The result? Vine imposed several formal characteristics that defined and categorized the ‘Vine’ style, and the Vine community became organized, passionate, and proud of their app. The Vine community, of course, was not an internet utopia. Vine’s restrictions encouraged and gave fame to several infamous creators (certain Viners—you know who I mean) that responded to the app’s limits by becoming louder, brasher, and more volatile. But Vine was beloved by many in its time and revered in its death. Its mythic status as the app that got away is perhaps blown out of proportion, but Vine really did have a quasi-artistic affect. It’s romantic to think this way, sure, but something about that six-second limit was oddly vital to the mystic of the app: each Vine was a window into another world, on the one hand self-aware of its brief six-second moment, on the other, confident in its infinitely-looping longevity.

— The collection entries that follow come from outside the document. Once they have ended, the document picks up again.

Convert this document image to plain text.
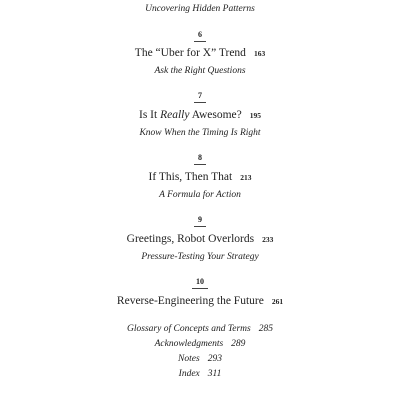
Uncovering Hidden Patterns
6
The “Uber for X” Trend 163
Ask the Right Questions
7
Is It Really Awesome? 195
Know When the Timing Is Right
8
If This, Then That 213
A Formula for Action
9
Greetings, Robot Overlords 233
Pressure-Testing Your Strategy
10
Reverse-Engineering the Future 261
Glossary of Concepts and Terms 285
Acknowledgments 289
Notes 293
Index 311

Though both are at heart ‘video-sharing apps,’ TikTok and Vine are critically and inherently different per their formal constructions, and their users and the products of these users are not the same. In other words, each app held fundamentally different content, and each app served and curated a fundamentally different culture. Vine is dead, TikTok lives on, and Byte has entered the party. Will Byte be the new Vine? It remains to be seen. Sure, Byte has copied many of the formal elements that defined the Vine style (its six-second limit, its discover page categories, at a time, even its color scheme)—and the Byte developers surely imagine this will be critical to Byte’s success as the so-called new Vine. Or perhaps Vine cannot be recreated in present-day America—perhaps in the half-generation shift between the lifespans of Vine, TikTok, and now Byte, American culture has somehow become louder, shorter, and faster than the once-ridiculous six second limit Vine first imposed in 2013. TikTok, after all, is thriving—its creators have learned from Vine (see any sketch video and know that that form arose in the Vine period), and the developers have certainly learned from Vine’s business-side mistakes. Maybe TikTok is the next evolutionary step in the video-sharing family tree, and Byte a sad and unnecessary side-product destined for elimination via natural selection.
Or maybe Byte will bring back that strange and magic feeling that every teen got when first logging in to Vine back in 2013—a feeling both thrilling and optimistic on a platform unlike any seen before. Sure, Vine is gone, but its influence—and the public’s fond reverence for it—lives on. Perhaps the secret to longevity is six-second brevity.